In addition to the book, you will need regular access to a computer with internet access. It is best if you have your own. There will be required computer lab work using software which is available to download and install on your own computer or which you can use in computer labs at the Math Department. Other course materials will be posted on my web page.
The hour exam dates (subject to change but I will try to avoid changing them) are September 18, October 23, and December 4 (the last day before dead week). These are all Fridays.
Our final examination will be on Wednesday December 16 12--2 pm in the same room.
Andrew Cortens: Logic may be defined as the study of correct reasoning. In a sense, it is a normative enterprise, since it is concerned with how one ought to reason, not with how people do in fact reason. Not withstanding its normative character, at least some branches of logic unquestionably possess the status of being a science. There is a systematic body of information about good reasoning, and the concepts and techniques studied in logic have close affinities with those studied in mathematics and computer science. This course will introduce students to the most fundamental of these concepts and techniques, ones that have become pivotal to the way philosophy is practiced in the English-speaking world in the present century. Our approach will be largely "formal", in the sense that we will spend much of the semester working with "artificial languages", ones that have been specifically designed to clarify logical relations among statements. But the study of these artifical languages is not intended as an end in itself; such study facilitates a deeper understanding of the English language -- its logical structure, its enormous expressive potential, and the subtle ways in which meaning depends on sentence construction. Achieving such an understanding of your own language goes hand in hand with acquiring a more refined ability to distinguish good reasoning from bad, and will help you see why the concepts and techniques of formal logic have become so crucial to the way philosophy is practiced today.

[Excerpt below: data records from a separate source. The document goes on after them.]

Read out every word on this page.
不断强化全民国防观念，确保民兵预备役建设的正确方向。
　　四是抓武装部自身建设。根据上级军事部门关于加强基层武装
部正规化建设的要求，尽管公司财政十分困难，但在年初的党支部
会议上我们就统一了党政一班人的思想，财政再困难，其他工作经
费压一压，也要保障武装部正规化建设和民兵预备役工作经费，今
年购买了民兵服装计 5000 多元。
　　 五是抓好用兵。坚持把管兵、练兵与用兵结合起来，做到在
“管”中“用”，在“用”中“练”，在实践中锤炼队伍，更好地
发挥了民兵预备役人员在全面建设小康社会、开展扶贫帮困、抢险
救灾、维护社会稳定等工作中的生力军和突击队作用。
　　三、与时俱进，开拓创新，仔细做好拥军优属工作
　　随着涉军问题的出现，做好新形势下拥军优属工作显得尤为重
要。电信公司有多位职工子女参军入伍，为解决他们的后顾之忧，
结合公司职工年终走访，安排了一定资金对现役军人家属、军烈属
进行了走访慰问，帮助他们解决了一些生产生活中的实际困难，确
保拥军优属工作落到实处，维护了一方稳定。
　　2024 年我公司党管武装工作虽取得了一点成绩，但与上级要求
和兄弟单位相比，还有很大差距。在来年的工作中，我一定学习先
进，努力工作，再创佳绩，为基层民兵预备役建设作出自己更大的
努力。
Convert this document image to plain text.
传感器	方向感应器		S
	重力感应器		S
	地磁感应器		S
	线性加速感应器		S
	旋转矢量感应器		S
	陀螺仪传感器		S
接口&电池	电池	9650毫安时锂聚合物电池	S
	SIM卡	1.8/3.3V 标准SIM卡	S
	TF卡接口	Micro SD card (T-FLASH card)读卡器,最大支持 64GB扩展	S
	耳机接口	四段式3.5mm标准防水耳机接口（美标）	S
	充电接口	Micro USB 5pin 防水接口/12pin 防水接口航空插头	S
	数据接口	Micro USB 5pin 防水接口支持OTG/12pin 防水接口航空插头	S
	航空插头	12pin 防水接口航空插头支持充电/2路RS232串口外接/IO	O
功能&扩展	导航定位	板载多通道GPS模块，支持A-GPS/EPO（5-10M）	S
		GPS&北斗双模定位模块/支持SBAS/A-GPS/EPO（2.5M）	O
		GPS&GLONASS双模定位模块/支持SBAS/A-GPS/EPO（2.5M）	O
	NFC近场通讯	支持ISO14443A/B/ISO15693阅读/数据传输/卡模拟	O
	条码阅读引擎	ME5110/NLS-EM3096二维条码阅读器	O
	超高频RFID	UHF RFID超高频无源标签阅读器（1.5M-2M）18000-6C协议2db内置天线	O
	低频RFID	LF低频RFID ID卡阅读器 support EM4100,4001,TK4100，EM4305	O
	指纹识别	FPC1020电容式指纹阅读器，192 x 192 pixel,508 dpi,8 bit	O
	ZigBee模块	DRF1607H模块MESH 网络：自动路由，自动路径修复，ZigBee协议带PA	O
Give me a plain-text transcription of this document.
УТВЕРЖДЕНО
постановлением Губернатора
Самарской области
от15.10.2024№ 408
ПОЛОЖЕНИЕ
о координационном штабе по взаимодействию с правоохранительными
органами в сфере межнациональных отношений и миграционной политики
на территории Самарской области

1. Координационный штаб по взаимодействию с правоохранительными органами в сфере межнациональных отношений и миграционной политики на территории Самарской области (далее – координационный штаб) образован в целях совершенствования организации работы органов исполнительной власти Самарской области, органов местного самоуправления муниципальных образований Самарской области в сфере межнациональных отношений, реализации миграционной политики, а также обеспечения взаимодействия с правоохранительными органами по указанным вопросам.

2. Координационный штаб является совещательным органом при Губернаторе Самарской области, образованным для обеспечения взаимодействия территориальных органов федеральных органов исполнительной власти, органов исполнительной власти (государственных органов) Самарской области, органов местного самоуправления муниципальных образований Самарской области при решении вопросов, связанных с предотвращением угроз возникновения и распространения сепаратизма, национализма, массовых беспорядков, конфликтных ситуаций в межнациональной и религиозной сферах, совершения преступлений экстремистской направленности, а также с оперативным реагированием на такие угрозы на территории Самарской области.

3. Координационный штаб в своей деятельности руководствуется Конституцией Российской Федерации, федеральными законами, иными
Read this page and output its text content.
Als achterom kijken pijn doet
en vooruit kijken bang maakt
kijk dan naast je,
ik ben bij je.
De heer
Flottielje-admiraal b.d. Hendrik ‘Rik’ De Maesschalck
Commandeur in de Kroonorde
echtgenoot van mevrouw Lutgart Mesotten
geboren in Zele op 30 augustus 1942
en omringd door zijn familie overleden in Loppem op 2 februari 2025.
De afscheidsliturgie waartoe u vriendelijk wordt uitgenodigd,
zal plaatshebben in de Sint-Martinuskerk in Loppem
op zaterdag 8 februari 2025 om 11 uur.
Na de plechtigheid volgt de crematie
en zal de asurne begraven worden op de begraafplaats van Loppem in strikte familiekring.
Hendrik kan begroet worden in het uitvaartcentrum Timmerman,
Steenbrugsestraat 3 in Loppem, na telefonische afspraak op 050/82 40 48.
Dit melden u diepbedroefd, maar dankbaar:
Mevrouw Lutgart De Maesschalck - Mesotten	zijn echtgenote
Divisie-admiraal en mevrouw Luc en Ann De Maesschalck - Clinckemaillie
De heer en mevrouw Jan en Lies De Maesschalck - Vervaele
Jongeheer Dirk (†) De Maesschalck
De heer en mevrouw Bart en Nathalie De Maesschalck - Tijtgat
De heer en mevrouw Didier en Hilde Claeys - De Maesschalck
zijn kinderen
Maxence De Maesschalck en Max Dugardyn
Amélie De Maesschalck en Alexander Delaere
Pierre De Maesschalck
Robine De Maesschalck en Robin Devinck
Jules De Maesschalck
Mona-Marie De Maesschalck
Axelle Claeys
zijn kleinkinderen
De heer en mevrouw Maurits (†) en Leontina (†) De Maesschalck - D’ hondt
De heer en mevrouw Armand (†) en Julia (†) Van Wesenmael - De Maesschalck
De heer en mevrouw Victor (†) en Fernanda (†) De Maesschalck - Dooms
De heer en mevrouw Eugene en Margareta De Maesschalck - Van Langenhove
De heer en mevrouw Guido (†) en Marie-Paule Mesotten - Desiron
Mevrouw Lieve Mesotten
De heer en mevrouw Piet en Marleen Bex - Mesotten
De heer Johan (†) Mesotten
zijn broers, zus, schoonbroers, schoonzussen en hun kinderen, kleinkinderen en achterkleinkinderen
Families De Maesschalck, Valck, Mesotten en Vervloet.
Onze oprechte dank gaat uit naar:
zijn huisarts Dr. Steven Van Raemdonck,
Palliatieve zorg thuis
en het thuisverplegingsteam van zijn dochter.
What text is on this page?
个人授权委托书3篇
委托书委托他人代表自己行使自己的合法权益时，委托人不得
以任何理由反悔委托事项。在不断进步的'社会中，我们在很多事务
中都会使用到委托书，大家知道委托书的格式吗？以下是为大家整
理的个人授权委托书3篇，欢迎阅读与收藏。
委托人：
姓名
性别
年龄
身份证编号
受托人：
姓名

Randall Holmes: I really like the language above, which is why I stole it (with due attribution). I will add that the formal logic you will learn in this class is basically identical to the formal logic that a mathematician or computer scientist will learn at some point in their careers. The course you are going to take has better and more thorough coverage than the closest analogous course offered to mathematics undergraduates here. I am a mathematical logician and set theorist: I study the systems we will discuss for their own sake. But I say the same things to mathematics students when I teach them formal logic. Most mathematicians will seldom use formal logical symbolism, but it is very valuable for them to learn about the logical structure of statements and the precise definitions of the axioms and rules of inference of logic, which are most easily presented in formal symbolism, even though they will mostly use these skills in reading and reasoning in mathematical English. This is also true, as Dr. Cortens says, for philosophers, and even more true because philosophers do not confine themselves to discussions conducted in an already highly disciplined subset of natural language.
Otherwise, I do not take attendance and do not need to be contacted if you miss a class, except that of course you need to contact me if you expect to miss an exam, and you may wish to contact me if missing a class affects your ability to get homework in on time.
There will be computer labs which will count as homework assignments. We may have some class meetings in a computer lab if I can arrange this (this is a TBA issue).
I expect homework to be turned in on time. My basic policy is that homework turned in on time (or at least, before I get around to grading the assignment) will be graded and returned reasonably promptly. With regard to homework turned in late I do not promise to do more than give a minimal partial grade for the effort of handing it in and hand it back to you, although I may very well mark and return it, possibly with some deficit. I disavow any consistent policy about this: it is best to turn your work in on time.
Individual exams will be marked in such a way that the median grade is a C (about 75) unless I am severely dissatisfied with the level of class performance. I do not curve down: if the average or median raw score is above 75, it will stay there.
Your grade will be computed in the following way: each exam and the total homework grade have equal weight. The final exam counts as two exam grades and in addition may replace the lowest of the other grades if this helps you.
The above is a standard technique of mine: I remind you that it is subject to change at my discretion depending on how the course goes. The number of exams might change (downward only). I might decide to increase the weight of the homework.
After all adjustments, 90-100 is an A, 80-89 is a B, and so forth. Please note that I very seldom give +/- grades. I do not give grades of A+ or C- under any circumstances at all. I may give the other +/- grades occasionally, where extra considerations arise in borderline cases. No numerical mark by itself earns a +/- grade and I will give these only at my own entire discretion: you cannot bargain for one.
I will not be offended if you arrive late or leave early, as long as you are not disruptive about it. If you expect to have to leave early, seat yourself near an exit.
I will try always to be present during scheduled office hours. If I am not, there will be a notice on the door of where I am and when I can be expected to reappear. I am generally willing to talk to students if I am in my office and it is not my office hour, even if the door is closed. Do not be afraid to knock. I may talk to you only briefly if I am very busy. It is a policy of mine that I do not provide material help on the content of an exam in my office on the same day that the exam is given.